「最初、ルカからその話を聞いた時は、何て馬鹿な事を……って思ったわ。でも、あまりに必死だったし、非現実的ではあるけれど、主治医の先生も何も言わなくなった以上、ルカの見えている世界は本物なのだと主人とも話し合ってね。ルカの言う通り、角膜を提供してくれた方に少しでも恩返しができるのならばと、この街への引っ越しを決めたのよ。
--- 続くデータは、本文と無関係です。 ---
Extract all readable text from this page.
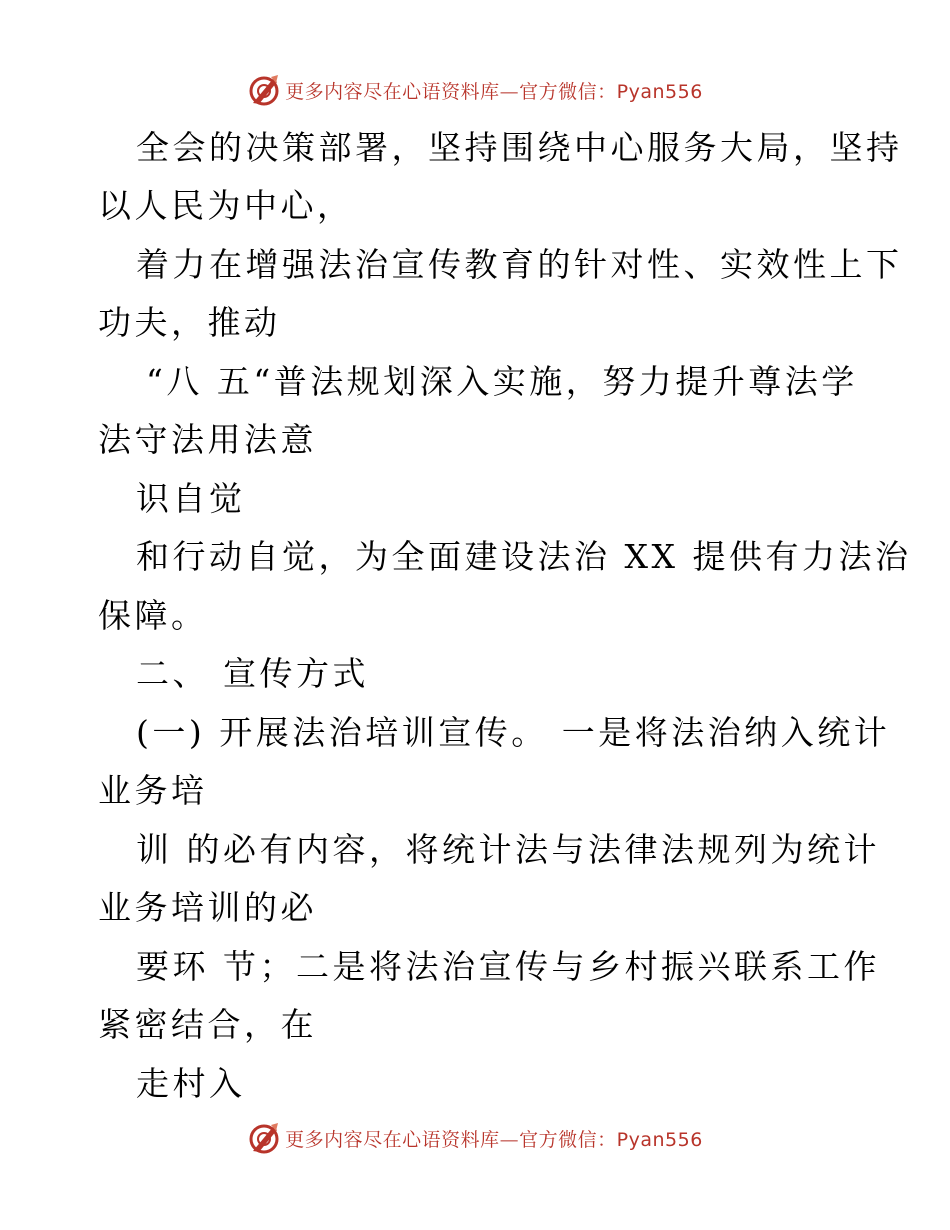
更多内容尽在心语资料库—官方微信：Pyan556
全会的决策部署，坚持围绕中心服务大局，坚持
以人民为中心，
着力在增强法治宣传教育的针对性、实效性上下
功夫，推动
“八 五“普法规划深入实施，努力提升尊法学
法守法用法意
识自觉
和行动自觉，为全面建设法治 XX 提供有力法治
保障。
二、 宣传方式
(一) 开展法治培训宣传。 一是将法治纳入统计
业务培
训 的必有内容，将统计法与法律法规列为统计
业务培训的必
要环 节；二是将法治宣传与乡村振兴联系工作
紧密结合，在
走村入
更多内容尽在心语资料库—官方微信：Pyan556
幸い、主人も都内勤務だし、ここは通勤圏内だから問題ないって。ルカも仲のいい友達を切り捨ててまで決意したのならってね」


ルカの母親が補足するように言うと、隣で深澤先生が感心したようにため息をついた。


「なかなか決断できる事じゃないですよ。それを実行してしまうなんて、すごいです」

「普通なら提供者やその家族とは接触できないはずなんです。でも、こんな奇跡が起きたのなら、私たちも応えるべきだと思っただけです」

「悠真君に会いたかったって言ったのは、本心だよ。誰にも心を開かない悠真君をどうにかして救おうって思った。生きる気力を取り戻したかった。誤解を解きたかった」


転校してきてからのルカの不思議な言動はすべて繋がった。

前から知っていた、友達になりたかった、会いたかった……。

それなのに僕は、ルカのその言動を兄貴と繋がりたかったからだと勝手に決めつけ、ルカを危ない目に遭わせてしまった。